January brought with it a new Virus, COVID-19, presumably born in China. At first, experts were thinking this new strain would behave like current flu viruses, with the effects being minimized by warmer summer months.
To limit the spread, on Jan. 16 the Centers for Disease Control initiated screening of passengers arriving from China. Then by the end of January, it became apparent we were facing something altogether different, so on Jan. 29 the COVID-19 task force was formed and, in order to limit additional carriers entering the country, on Jan. 31 the president put restrictions on Chinese nationals entering the United States. Two months later restrictions were also placed on European travel.
Now we are almost at the end of 2020’s 11th month, and the COVID pandemic is being reported to be gaining steam once again. This should not have come as a surprise, because with each winter comes a new outbreak of a flu virus. But today, the media and our politicians want to take some action and claim they are saving lives.
Yet, when we look at what has worked thus far, we have only experienced two scientific activities that accomplish lifesaving purposes. The first being medical practitioners who have developed and are implementing treatments to help those infected survive, while the second is the prospect of a vaccine to prevent the sickness caused by this new virus.
Initially, not having ways to terminate this new challenge, medical experts looked to lessons learned from the 1918 H1N1 pandemic and established an initiative to “flatten the curve.” This implementation is not meant to save lives or reduce those who would become infected, but to slow the spread so as not to overwhelm the country’s hospitals and medical facilities.

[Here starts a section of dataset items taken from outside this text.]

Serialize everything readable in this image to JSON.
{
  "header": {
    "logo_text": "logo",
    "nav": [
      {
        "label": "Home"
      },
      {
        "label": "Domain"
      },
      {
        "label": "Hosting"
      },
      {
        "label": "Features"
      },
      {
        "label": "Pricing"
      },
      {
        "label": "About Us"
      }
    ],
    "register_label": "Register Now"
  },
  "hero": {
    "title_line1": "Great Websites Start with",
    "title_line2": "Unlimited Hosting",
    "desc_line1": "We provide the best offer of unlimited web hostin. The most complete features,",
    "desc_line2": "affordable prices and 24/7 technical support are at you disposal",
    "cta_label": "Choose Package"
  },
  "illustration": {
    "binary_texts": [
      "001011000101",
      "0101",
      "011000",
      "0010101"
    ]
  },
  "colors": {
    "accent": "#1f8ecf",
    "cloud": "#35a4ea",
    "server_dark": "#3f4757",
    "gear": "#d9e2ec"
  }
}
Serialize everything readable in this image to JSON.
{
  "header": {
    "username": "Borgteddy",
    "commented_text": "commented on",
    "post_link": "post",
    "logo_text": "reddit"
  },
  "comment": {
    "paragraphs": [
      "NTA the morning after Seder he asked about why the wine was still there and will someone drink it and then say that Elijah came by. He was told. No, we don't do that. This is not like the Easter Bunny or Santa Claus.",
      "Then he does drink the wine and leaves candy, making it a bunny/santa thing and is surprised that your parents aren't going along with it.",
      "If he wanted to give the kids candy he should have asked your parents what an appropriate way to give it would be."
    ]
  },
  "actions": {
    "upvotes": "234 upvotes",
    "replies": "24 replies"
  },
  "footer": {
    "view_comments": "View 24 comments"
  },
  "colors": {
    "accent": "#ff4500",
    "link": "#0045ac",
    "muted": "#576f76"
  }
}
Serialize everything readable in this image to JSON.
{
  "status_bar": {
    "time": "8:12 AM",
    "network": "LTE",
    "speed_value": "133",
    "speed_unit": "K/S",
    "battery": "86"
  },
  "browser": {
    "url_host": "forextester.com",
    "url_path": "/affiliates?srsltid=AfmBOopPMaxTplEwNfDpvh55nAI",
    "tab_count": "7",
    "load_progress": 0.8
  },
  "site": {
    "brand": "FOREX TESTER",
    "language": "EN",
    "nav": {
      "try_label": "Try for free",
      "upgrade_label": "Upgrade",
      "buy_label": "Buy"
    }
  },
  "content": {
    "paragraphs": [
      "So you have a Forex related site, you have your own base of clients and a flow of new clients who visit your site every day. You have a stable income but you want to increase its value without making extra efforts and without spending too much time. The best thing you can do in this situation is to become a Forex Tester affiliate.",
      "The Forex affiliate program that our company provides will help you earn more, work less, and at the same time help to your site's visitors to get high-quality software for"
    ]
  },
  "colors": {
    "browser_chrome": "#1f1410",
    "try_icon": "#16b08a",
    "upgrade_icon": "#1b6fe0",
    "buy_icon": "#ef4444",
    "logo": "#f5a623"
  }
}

Experts estimated huge numbers of infected patients requiring hospitalization would emerge.
So, the public was told to lock down and shelter in place at home for a six-week period, all non-essential businesses would be shuttered, and the pandemic would be under control. Next, the president ordered two hospital ships to stand by, one on each coast, along with numerous emergency military-style field hospitals to be set up around the country. We were also alerted to a perceived shortage of medical “respirators.” The president, using the War Powers Act, enlisted several existing auto factory suppliers to produce the needed equipment, and the USA is now exporting respirators to other countries in need.
Medical experts initially appeared on TV stating the public did not need to wear masks, because the equipment should only be used by front-line medical personnel. Massive efforts to produce enough masks and other personal protective equipment was launched.
Then, on April 3 the CDC changed its position and indicated the public should utilize cloth face coverings. Community members started busily sewing masks for their neighbors and suddenly cloth masks were in every store, and for sale on many street corners. Wearing a face covering (mask) has taken on a cult-like persona with some individuals crying out, “If you do not wear a mask, you will die.” Unfortunately, most masks produced are not N95 quality, and while they do provide a limited amount of protection, they lack the ability to stop an airborne virus from getting through to you.
Some high-density areas like New York City were experiencing a rise in cases and were in fear of becoming overwhelmed. Officials believed they needed to enact a plan. Yet, in meeting the city’s future medical needs, one of the most unscientific methods was instituted. Instead of using federally supplied medical resources, Gov. Andrew Cuomo directed sending COVID patients to convalescent hospitals. Surprisingly, the facilities’ management agreed to admit COVID-19 patients. Now they were in proximity with those most vulnerable. Some 1,600 patients needlessly became infected and died.
Then there is the issue of what can be found by large-scale public testing. In short, the more people tested, and the greater the number of times you test them, the higher the number of apparent COVID cases will appear. That kind of raw data has little meaning. However, if you were to test a representative sample of the population and use first-time patient test data, you could estimate the number of cases present in the general population. It would allow decision makers to gain a better understanding of medical facility needs and determine the effects of mitigation efforts in place.
Bright spots occurring recently include FDA approval of some therapeutic drugs and at least three companies indicating their vaccines are nearing the end of clinical trials and required approvals, meaning vaccinations may be available by the end of the year. Yet the best news is, the COVID-19 mortality rate is declining. Unfortunately, it has also brought to light, establishing a new vaccine normally takes two to three years. While the medical establishment may find it acceptable to wait for products that increase their protection against litigation, it also explains why common flu vaccines only exhibit 50% effectiveness.
Why? Because viruses mutate over time, and if it takes three years to develop and approve a vaccine, the resulting product is set to protect the patient from a virus as it existed three years ago, not necessarily the one the patient will be exposed to today.
So, by reviewing the COVID-19 milestones over the past year, it becomes evident the Trump administration has provided the tools that bring us closer to ending the COVID-19 pandemic.
What happens next remains to be seen.
Alan Ferdman is a Santa Clarita resident and a member of the Canyon Country Advisory Committee board.